Humans are unusual because both sexes invest heavily in offspring. Gestation is long. Parenting takes years. This means both men and women have historically been choosy about partners, which means both sexes developed traits to signal quality. Human evolution did not strongly favour one sex as the ornamental one. The dimorphism exists but it is far more moderate than in species with extreme one-sided selection.
Strip away the cosmetics, the fashion, and the millennia of cultural pressure, and you find that neither sex is dramatically more elaborate than the other. Men carry ornamental traits too: facial hair with no survival function, deeper voices that evolved partly as a signal, musculature that reads as a competitive display.
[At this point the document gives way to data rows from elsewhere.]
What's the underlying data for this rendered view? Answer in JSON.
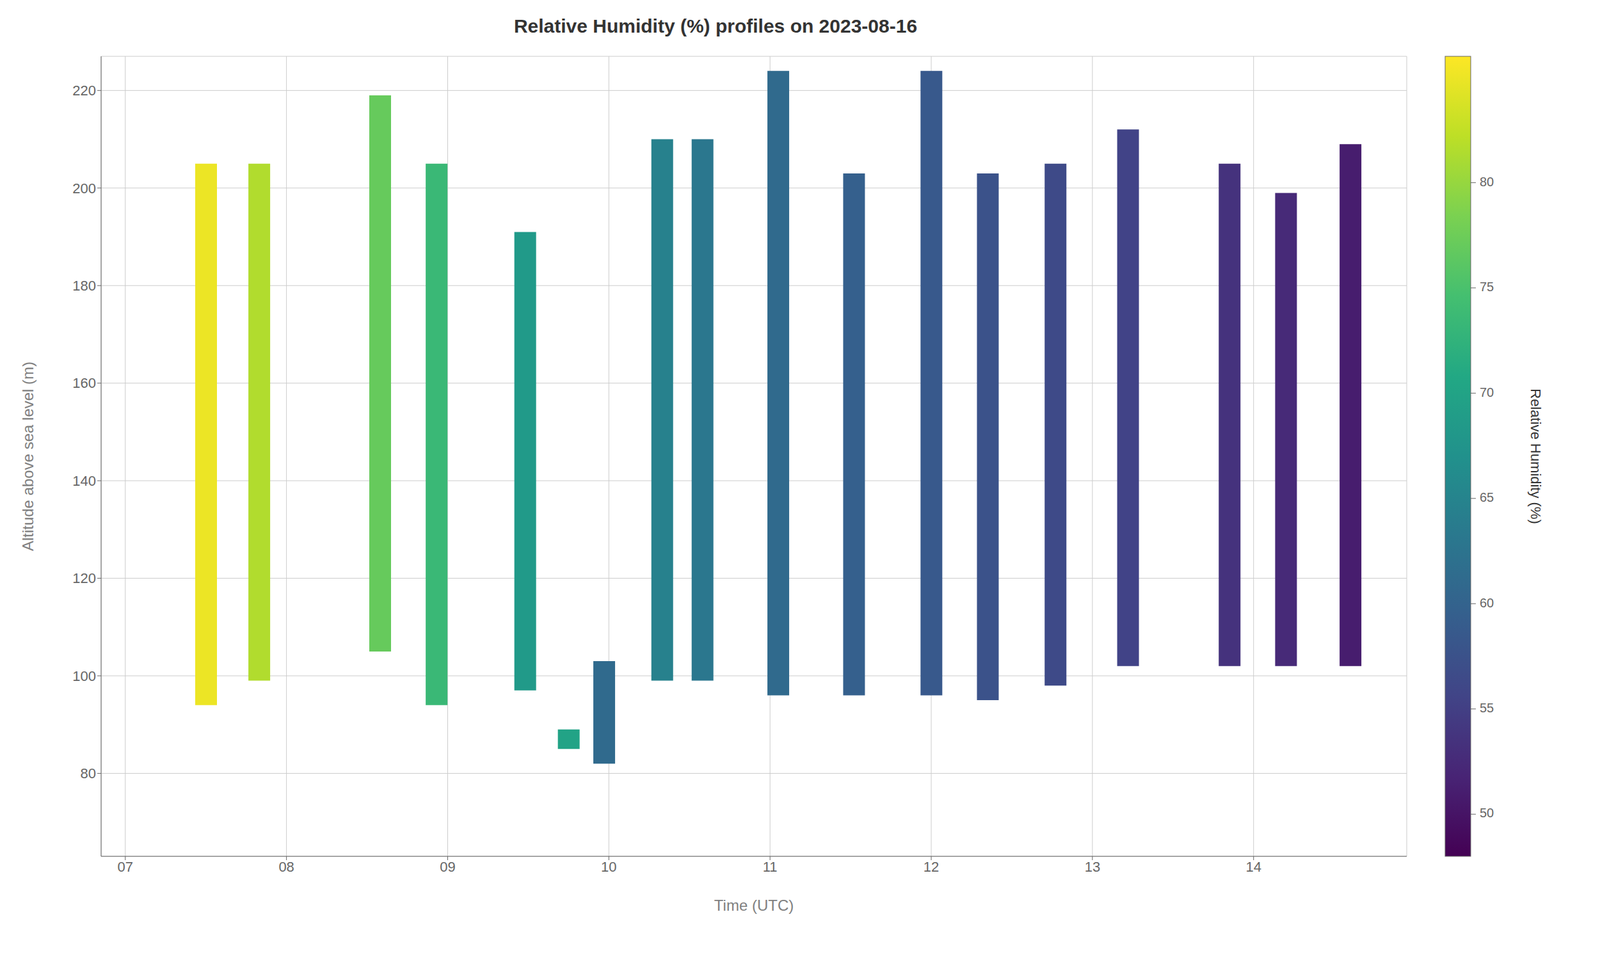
{
  "chart_data": {
    "type": "range_bar",
    "title": "Relative Humidity (%) profiles on 2023-08-16",
    "x_label": "Time (UTC)",
    "y_label": "Altitude above sea level (m)",
    "x": [
      7.5,
      7.83,
      8.58,
      8.93,
      9.48,
      9.75,
      9.97,
      10.33,
      10.58,
      11.05,
      11.52,
      12.0,
      12.35,
      12.77,
      13.22,
      13.85,
      14.2,
      14.6
    ],
    "bottom": [
      94,
      99,
      105,
      94,
      97,
      85,
      82,
      99,
      99,
      96,
      96,
      96,
      95,
      98,
      102,
      102,
      102,
      102
    ],
    "top": [
      205,
      205,
      219,
      205,
      191,
      89,
      103,
      210,
      210,
      224,
      203,
      224,
      203,
      205,
      212,
      205,
      199,
      209
    ],
    "color_values": [
      85.0,
      81.5,
      77.0,
      73.5,
      68.5,
      70.0,
      61.0,
      64.5,
      63.0,
      61.0,
      59.5,
      58.5,
      57.5,
      56.5,
      55.5,
      53.5,
      52.5,
      51.0
    ],
    "colorbar": {
      "label": "Relative Humidity (%)",
      "range": [
        48,
        86
      ],
      "ticks": [
        50,
        55,
        60,
        65,
        70,
        75,
        80
      ]
    },
    "xlim": [
      6.85,
      14.95
    ],
    "xticks": [
      {
        "value": 7,
        "label": "07"
      },
      {
        "value": 8,
        "label": "08"
      },
      {
        "value": 9,
        "label": "09"
      },
      10,
      11,
      12,
      13,
      14
    ],
    "ylim": [
      63,
      227
    ],
    "yticks": [
      80,
      100,
      120,
      140,
      160,
      180,
      200,
      220
    ],
    "grid": true
  }
}
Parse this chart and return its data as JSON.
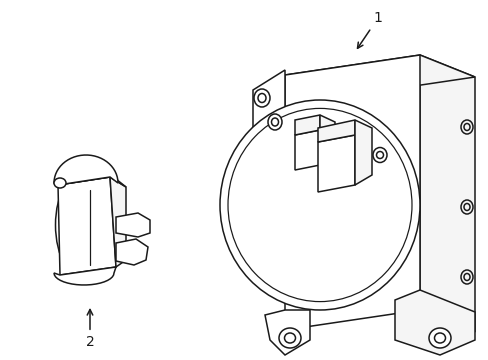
{
  "background_color": "#ffffff",
  "line_color": "#1a1a1a",
  "line_width": 1.1,
  "label1": "1",
  "label2": "2",
  "figsize": [
    4.89,
    3.6
  ],
  "dpi": 100
}
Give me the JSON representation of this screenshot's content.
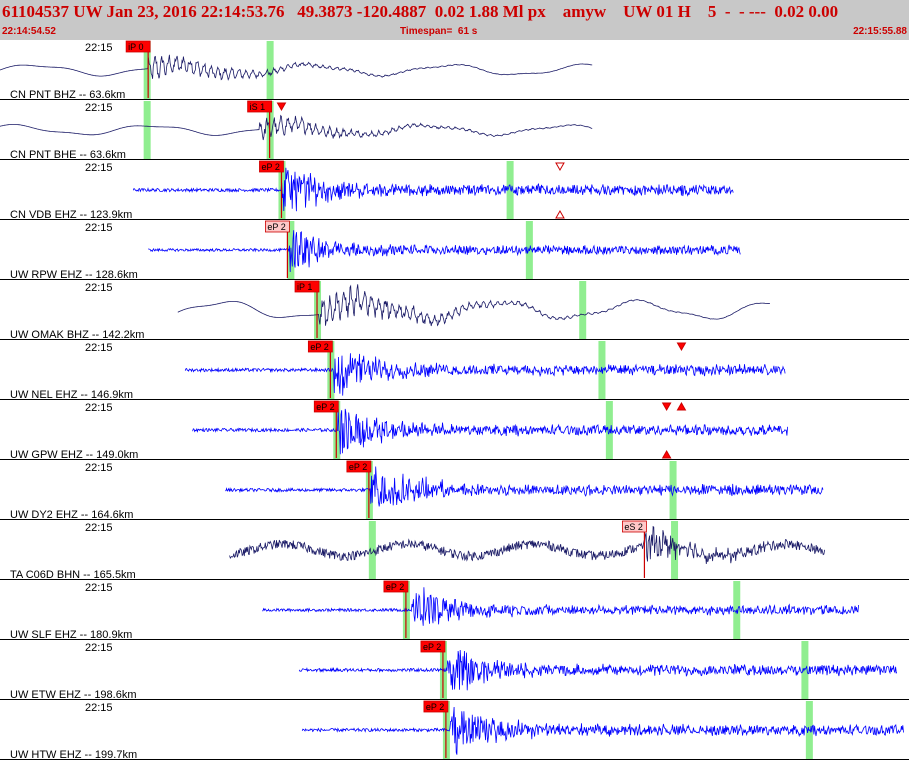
{
  "header": {
    "title": "61104537 UW Jan 23, 2016 22:14:53.76   49.3873 -120.4887  0.02 1.88 Ml px    amyw    UW 01 H    5  -  - ---  0.02 0.00",
    "start_time": "22:14:54.52",
    "timespan": "Timespan=  61 s",
    "end_time": "22:15:55.88"
  },
  "colors": {
    "trace_blue": "#0000ff",
    "trace_navy": "#1a1a66",
    "pick_box": "#ff0000",
    "pick_box_light": "#ffc8c8",
    "marker_green": "#90ee90",
    "header_bg": "#c8c8c8",
    "header_text": "#cc0000"
  },
  "chart_data": {
    "type": "line",
    "x_unit": "seconds after 22:14:54.52",
    "x_range": [
      0,
      61.36
    ],
    "time_tick": "22:15",
    "traces": [
      {
        "label": "CN PNT BHZ -- 63.6km",
        "tick": "22:15",
        "color": "navy",
        "style": "long",
        "start": 0,
        "end": 40,
        "onset": 10,
        "amp": 0.55,
        "picks": [
          {
            "label": "iP 0",
            "t": 10,
            "filled": true
          }
        ],
        "green": [
          9.9,
          18.2
        ],
        "arrows": []
      },
      {
        "label": "CN PNT BHE -- 63.6km",
        "tick": "22:15",
        "color": "navy",
        "style": "long",
        "start": 0,
        "end": 40,
        "onset": 17.5,
        "amp": 0.5,
        "picks": [
          {
            "label": "iS 1",
            "t": 18.2,
            "filled": true
          }
        ],
        "green": [
          9.9,
          18.2
        ],
        "arrows": [
          {
            "t": 19,
            "dir": "down",
            "filled": true
          }
        ]
      },
      {
        "label": "CN VDB EHZ -- 123.9km",
        "tick": "22:15",
        "color": "blue",
        "style": "noise",
        "start": 9,
        "end": 49.5,
        "onset": 19,
        "amp": 0.95,
        "picks": [
          {
            "label": "eP 2",
            "t": 19,
            "filled": true
          }
        ],
        "green": [
          19,
          34.4
        ],
        "arrows": [
          {
            "t": 37.8,
            "dir": "down",
            "filled": false
          },
          {
            "t": 37.8,
            "dir": "up",
            "filled": false,
            "lower": true
          }
        ]
      },
      {
        "label": "UW RPW EHZ -- 128.6km",
        "tick": "22:15",
        "color": "blue",
        "style": "noise",
        "start": 10,
        "end": 50,
        "onset": 19.5,
        "amp": 0.8,
        "picks": [
          {
            "label": "eP 2",
            "t": 19.4,
            "filled": false
          }
        ],
        "green": [
          19.6,
          35.7
        ],
        "arrows": []
      },
      {
        "label": "UW OMAK BHZ -- 142.2km",
        "tick": "22:15",
        "color": "navy",
        "style": "long",
        "start": 12,
        "end": 52,
        "onset": 21.5,
        "amp": 0.9,
        "picks": [
          {
            "label": "iP 1",
            "t": 21.4,
            "filled": true
          }
        ],
        "green": [
          21.4,
          39.3
        ],
        "arrows": []
      },
      {
        "label": "UW NEL EHZ -- 146.9km",
        "tick": "22:15",
        "color": "blue",
        "style": "noise",
        "start": 12.5,
        "end": 53,
        "onset": 22.5,
        "amp": 0.95,
        "picks": [
          {
            "label": "eP 2",
            "t": 22.3,
            "filled": true
          }
        ],
        "green": [
          22.3,
          40.6
        ],
        "arrows": [
          {
            "t": 46,
            "dir": "down",
            "filled": true
          }
        ]
      },
      {
        "label": "UW GPW EHZ -- 149.0km",
        "tick": "22:15",
        "color": "blue",
        "style": "noise",
        "start": 13,
        "end": 53.2,
        "onset": 22.8,
        "amp": 0.95,
        "picks": [
          {
            "label": "eP 2",
            "t": 22.7,
            "filled": true
          }
        ],
        "green": [
          22.7,
          41.1
        ],
        "arrows": [
          {
            "t": 45,
            "dir": "down",
            "filled": true
          },
          {
            "t": 46,
            "dir": "up",
            "filled": true
          },
          {
            "t": 45,
            "dir": "up",
            "filled": true,
            "lower": true
          }
        ]
      },
      {
        "label": "UW DY2 EHZ -- 164.6km",
        "tick": "22:15",
        "color": "blue",
        "style": "noise",
        "start": 15.2,
        "end": 55.6,
        "onset": 25,
        "amp": 0.95,
        "picks": [
          {
            "label": "eP 2",
            "t": 24.9,
            "filled": true
          }
        ],
        "green": [
          24.9,
          45.4
        ],
        "arrows": []
      },
      {
        "label": "TA C06D BHN -- 165.5km",
        "tick": "22:15",
        "color": "navy",
        "style": "noisy_long",
        "start": 15.5,
        "end": 55.7,
        "onset": 43.5,
        "amp": 0.75,
        "picks": [
          {
            "label": "eS 2",
            "t": 43.5,
            "filled": false
          }
        ],
        "green": [
          25.1,
          45.5
        ],
        "arrows": []
      },
      {
        "label": "UW SLF EHZ -- 180.9km",
        "tick": "22:15",
        "color": "blue",
        "style": "noise",
        "start": 17.7,
        "end": 58,
        "onset": 27.8,
        "amp": 0.85,
        "picks": [
          {
            "label": "eP 2",
            "t": 27.4,
            "filled": true
          }
        ],
        "green": [
          27.4,
          49.7
        ],
        "arrows": []
      },
      {
        "label": "UW ETW EHZ -- 198.6km",
        "tick": "22:15",
        "color": "blue",
        "style": "noise",
        "start": 20.2,
        "end": 60.6,
        "onset": 30.2,
        "amp": 0.95,
        "picks": [
          {
            "label": "eP 2",
            "t": 29.9,
            "filled": true
          }
        ],
        "green": [
          29.9,
          54.3
        ],
        "arrows": []
      },
      {
        "label": "UW HTW EHZ -- 199.7km",
        "tick": "22:15",
        "color": "blue",
        "style": "noise",
        "start": 20.4,
        "end": 61,
        "onset": 30.4,
        "amp": 0.95,
        "picks": [
          {
            "label": "eP 2",
            "t": 30.1,
            "filled": true
          }
        ],
        "green": [
          30.1,
          54.6
        ],
        "arrows": []
      }
    ]
  }
}
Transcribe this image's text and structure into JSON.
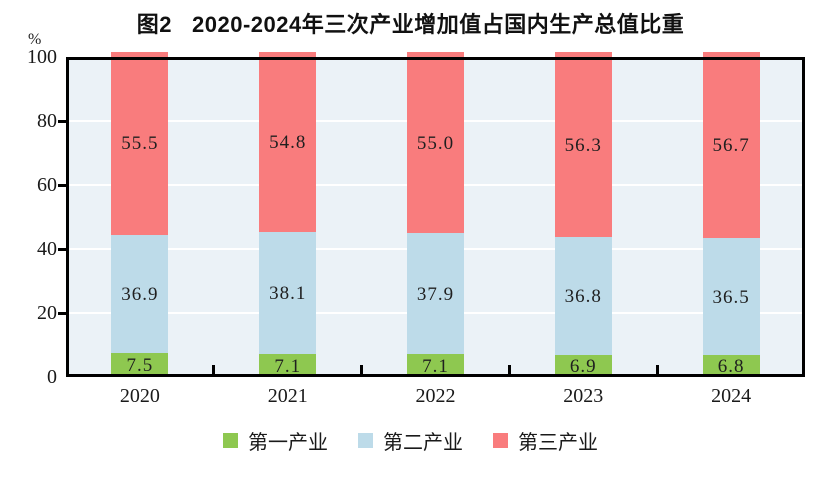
{
  "title": {
    "prefix": "图2",
    "main": "2020-2024年三次产业增加值占国内生产总值比重"
  },
  "y_axis": {
    "unit": "%",
    "ticks": [
      0,
      20,
      40,
      60,
      80,
      100
    ]
  },
  "chart_data": {
    "type": "bar",
    "stacked": true,
    "title": "图2 2020-2024年三次产业增加值占国内生产总值比重",
    "categories": [
      "2020",
      "2021",
      "2022",
      "2023",
      "2024"
    ],
    "series": [
      {
        "name": "第一产业",
        "color": "#8EC850",
        "values": [
          7.5,
          7.1,
          7.1,
          6.9,
          6.8
        ]
      },
      {
        "name": "第二产业",
        "color": "#BDDBE9",
        "values": [
          36.9,
          38.1,
          37.9,
          36.8,
          36.5
        ]
      },
      {
        "name": "第三产业",
        "color": "#F97C7D",
        "values": [
          55.5,
          54.8,
          55.0,
          56.3,
          56.7
        ]
      }
    ],
    "xlabel": "",
    "ylabel": "%",
    "ylim": [
      0,
      100
    ],
    "grid": true,
    "gridlines_at": [
      20,
      40,
      60,
      80
    ],
    "legend_position": "bottom"
  },
  "style": {
    "plot_background": "#EBF2F7",
    "grid_color": "#FFFFFF",
    "axis_color": "#000000",
    "text_color": "#1A1A1A"
  }
}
Women carry traits that signal reproductive health and genetic quality. Both are signalling. Both are being evaluated.
What we experience as a timeless truth — that women are naturally the decorative gender — is largely a ten thousand year old cultural artifact sitting on top of a far more balanced biological baseline. The ornamentation was always mutual. Culture just decided to amplify one side and suppress the other. And once you see that, it is very hard to unsee.